The “Roast & Ground” magazine demonstrates editorial commitment that most coffee brands do not sustain. Regular, in-depth content about origins, techniques, and industry trends builds the kind of expertise perception that justifies premium pricing. It positions Union as a knowledge authority, not just a product seller.
The direct trade model is the brand’s deepest asset. Long-term farmer relationships, personal visits, and fair practices are not just ethical positioning — they are operational advantages. The beans are harder to find because they come from specific farms. The quality is more consistent because the relationships are ongoing. This is a supply chain advantage that translates into product quality, and it is visible to anyone who reads the detail.

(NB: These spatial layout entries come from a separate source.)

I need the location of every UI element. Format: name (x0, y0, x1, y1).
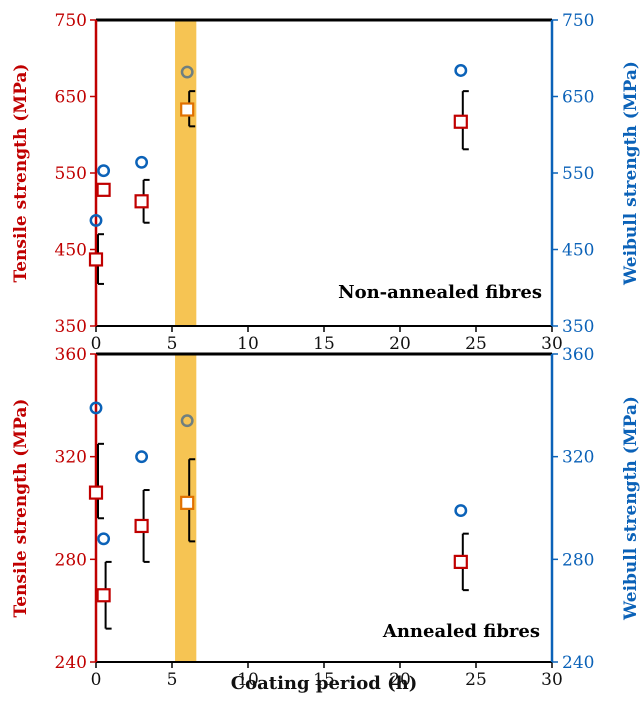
y-right-tick-label: 650 (562, 88, 594, 108)
weibull-point (456, 505, 466, 515)
y-right-tick-label: 550 (562, 164, 594, 184)
tensile-point (136, 195, 148, 207)
y-right-tick-label: 280 (562, 550, 594, 570)
x-tick-label: 25 (465, 670, 487, 690)
y-left-tick-label: 650 (55, 88, 87, 108)
y-left-tick-label: 350 (55, 317, 87, 337)
x-tick-label: 20 (389, 334, 411, 354)
tensile-point (98, 184, 110, 196)
x-tick-label: 0 (91, 670, 102, 690)
y-left-tick-label: 240 (55, 653, 87, 673)
y-right-tick-label: 450 (562, 241, 594, 261)
tensile-point (136, 520, 148, 532)
tensile-point (90, 253, 102, 265)
weibull-point (98, 534, 108, 544)
tensile-point (455, 556, 467, 568)
y-left-tick-label: 280 (55, 550, 87, 570)
tensile-point (455, 116, 467, 128)
y-left-tick-label: 750 (55, 11, 87, 31)
tensile-point (98, 589, 110, 601)
y-left-tick-label: 360 (55, 345, 87, 365)
y-right-tick-label: 750 (562, 11, 594, 31)
y-left-axis-label: Tensile strength (MPa) (11, 64, 31, 283)
x-tick-label: 25 (465, 334, 487, 354)
y-left-tick-label: 320 (55, 448, 87, 468)
weibull-point (456, 65, 466, 75)
weibull-point (98, 166, 108, 176)
y-right-axis-label: Weibull strength (MPa) (621, 396, 641, 621)
y-right-tick-label: 320 (562, 448, 594, 468)
y-right-tick-label: 350 (562, 317, 594, 337)
tensile-point (90, 487, 102, 499)
y-left-tick-label: 550 (55, 164, 87, 184)
panel-annotation: Annealed fibres (382, 621, 540, 642)
y-right-tick-label: 240 (562, 653, 594, 673)
x-tick-label: 30 (541, 670, 563, 690)
x-tick-label: 5 (167, 670, 178, 690)
weibull-point (136, 157, 146, 167)
x-tick-label: 10 (237, 334, 259, 354)
weibull-point (136, 451, 146, 461)
y-left-axis-label: Tensile strength (MPa) (11, 399, 31, 618)
x-tick-label: 15 (313, 334, 335, 354)
panel-annotation: Non-annealed fibres (338, 282, 542, 303)
x-tick-label: 5 (167, 334, 178, 354)
x-axis-label: Coating period (h) (231, 673, 417, 694)
tensile-point (181, 104, 193, 116)
x-tick-label: 0 (91, 334, 102, 354)
y-left-tick-label: 450 (55, 241, 87, 261)
tensile-point (181, 497, 193, 509)
x-tick-label: 30 (541, 334, 563, 354)
y-right-tick-label: 360 (562, 345, 594, 365)
y-right-axis-label: Weibull strength (MPa) (621, 61, 641, 286)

The visual identity is understated and sophisticated. The earthy tones, classic typography, and clean layouts communicate quality without overclaiming. The brand feels considered rather than designed, which aligns well with the direct trade and artisan roasting positioning.
The Wider Pattern
Across the food and drink brands we have reviewed, we see a recurring pattern of brands that lead with products rather than with the reason the products exist. Gail’s Bakery leads with seasonal menus rather than its 130-bakery neighbourhood story. Grind leads with a discount code rather than its ocean plastic foundation. Union Coffee leads with bags of coffee rather than the farming communities that grew them. The products are the output. The story is the input. Brands that invert this — leading with why, then showing what — build the kind of loyalty that product grids alone cannot sustain.
If We Were Starting Fresh
We would make the farmer the first thing a visitor sees.
Not as a stock photo of hands holding coffee cherries. As a named person, from a named farm, in a named region. The kind of specificity that proves the direct trade claim is real. An interactive origin map connecting each coffee to its farming community — with photographs, stories, and the history of the relationship — would make Union’s differentiator visible and tangible. Origin Coffee, a competitor, already does this well. Union’s relationships are deeper but less visible.

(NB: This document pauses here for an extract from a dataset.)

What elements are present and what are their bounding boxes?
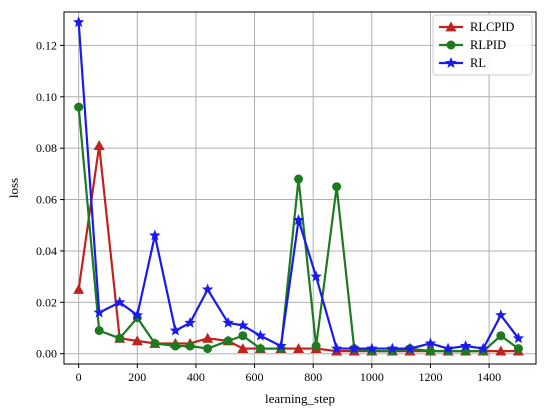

The subscription would become a discovery experience. A taste profile quiz at sign-up. A sense of joining a community of people who care about where their coffee comes from. Subscriber-only origin stories. Early access to new arrivals. The functional mechanics of subscription (frequency, quantity, payment) would sit behind a layer of personality and curation.

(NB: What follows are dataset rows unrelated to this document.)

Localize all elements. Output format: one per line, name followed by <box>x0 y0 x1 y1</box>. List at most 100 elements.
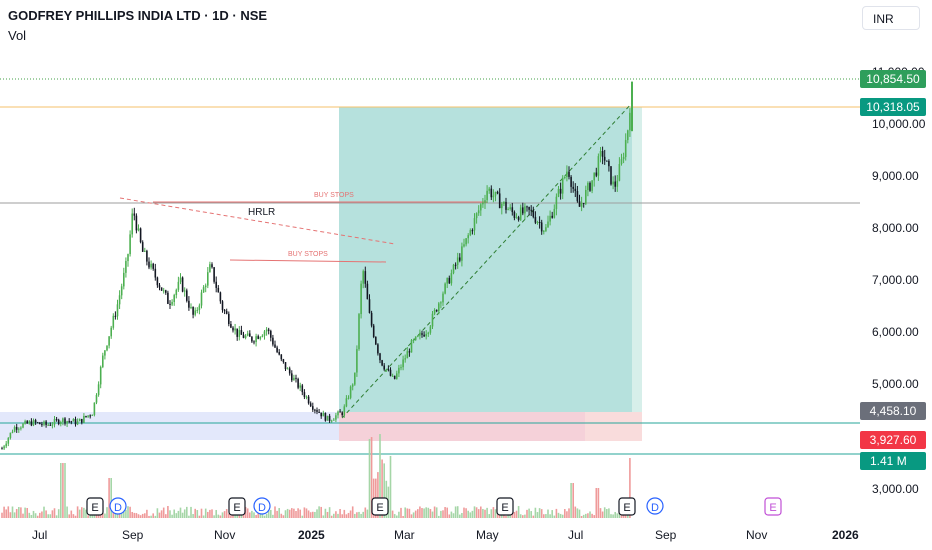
volume-bar <box>448 514 451 518</box>
volume-indicator-label[interactable]: Vol <box>8 28 27 43</box>
earnings-marker[interactable] <box>496 497 514 516</box>
volume-bar <box>570 483 572 518</box>
candle-body <box>616 180 619 187</box>
candle-body <box>328 415 331 421</box>
x-tick-sep: Sep <box>122 528 144 542</box>
volume-bar <box>81 507 83 518</box>
earnings-marker[interactable] <box>371 497 389 516</box>
earnings-marker[interactable] <box>86 497 104 516</box>
volume-bar <box>200 508 203 518</box>
candle-body <box>540 222 543 232</box>
volume-bar <box>389 455 392 518</box>
volume-bar <box>454 506 457 518</box>
volume-bar <box>186 506 188 518</box>
candle-body <box>45 421 47 425</box>
candle-body <box>162 290 165 292</box>
candle-body <box>391 375 394 377</box>
loss-zone <box>339 412 585 441</box>
volume-bar <box>236 514 238 518</box>
volume-bar <box>253 512 255 518</box>
volume-bar <box>585 513 587 518</box>
volume-bar <box>125 509 127 518</box>
candle-body <box>194 310 196 315</box>
symbol-title[interactable]: GODFREY PHILLIPS INDIA LTD · 1D · NSE <box>8 8 268 23</box>
volume-bar <box>85 509 87 518</box>
candle-body <box>440 302 442 304</box>
volume-bar <box>57 509 60 518</box>
volume-bar <box>276 510 278 518</box>
volume-bar <box>438 515 440 518</box>
candle-body <box>555 196 558 209</box>
candle-body <box>24 421 26 424</box>
volume-bar <box>515 510 518 518</box>
candle-body <box>372 325 375 337</box>
dividend-marker-label: D <box>114 502 122 514</box>
candle-body <box>496 191 499 194</box>
volume-bar <box>15 509 18 518</box>
candle-body <box>343 406 346 416</box>
earnings-marker[interactable] <box>618 497 636 516</box>
volume-bar <box>74 515 77 518</box>
candle-body <box>286 368 289 370</box>
candle-body <box>232 327 234 331</box>
candle-body <box>475 213 478 219</box>
candle-body <box>171 301 173 305</box>
earnings-marker[interactable] <box>228 497 246 516</box>
volume-bar <box>603 507 606 518</box>
candle-body <box>333 419 335 421</box>
volume-bar <box>246 508 249 518</box>
volume-bar <box>330 515 333 518</box>
candle-body <box>307 396 310 404</box>
candle-body <box>104 350 106 356</box>
candle-body <box>389 369 392 376</box>
volume-bar <box>49 514 52 518</box>
candle-body <box>314 409 316 411</box>
candle-body <box>456 257 459 265</box>
volume-bar <box>192 514 194 518</box>
candle-body <box>144 250 146 252</box>
dividend-marker[interactable] <box>646 497 664 515</box>
volume-bar <box>629 458 631 518</box>
candle-body <box>608 160 610 167</box>
candle-body <box>204 285 207 288</box>
candle-body <box>467 235 469 239</box>
volume-bar <box>257 511 259 518</box>
volume-bar <box>381 459 383 518</box>
volume-bar <box>540 509 543 518</box>
y-tick-3000: 3,000.00 <box>872 482 919 496</box>
candle-body <box>301 385 304 393</box>
candle-body <box>106 345 108 351</box>
volume-bar <box>370 437 373 518</box>
candle-body <box>68 421 70 423</box>
candle-body <box>454 264 457 266</box>
dividend-marker[interactable] <box>109 497 127 515</box>
volume-bar <box>312 511 314 518</box>
candle-body <box>217 287 220 293</box>
volume-bar <box>345 514 348 518</box>
y-tick-9000: 9,000.00 <box>872 169 919 183</box>
dividend-marker[interactable] <box>253 497 271 515</box>
candle-body <box>299 385 301 388</box>
volume-bar <box>410 514 413 518</box>
volume-bar <box>496 514 499 518</box>
volume-bar <box>435 507 438 518</box>
volume-bar <box>360 513 362 518</box>
candle-body <box>26 421 28 424</box>
candle-body <box>135 215 138 231</box>
earnings-marker[interactable] <box>764 497 782 516</box>
volume-bar <box>351 506 354 518</box>
volume-bar <box>333 513 335 518</box>
currency-selector[interactable]: INR <box>862 6 920 30</box>
candle-body <box>5 443 7 447</box>
volume-bar <box>314 511 316 518</box>
volume-bar <box>442 510 444 518</box>
volume-bar <box>242 514 245 518</box>
volume-bar <box>564 509 566 518</box>
candle-body <box>490 188 493 198</box>
volume-bar <box>36 515 39 518</box>
volume-bar <box>129 506 131 518</box>
volume-bar <box>452 513 455 518</box>
candle-body <box>503 201 505 204</box>
volume-bar <box>463 507 465 518</box>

“Roast & Ground” would be woven into the product experience. Each coffee page would link to the relevant origin story. Each farmer profile would connect to the beans available now. The editorial content would not sit in a separate section but would thread through the shopping experience, so that buying coffee and learning about coffee become the same journey.
The product grid would still exist. But it would not be the front door.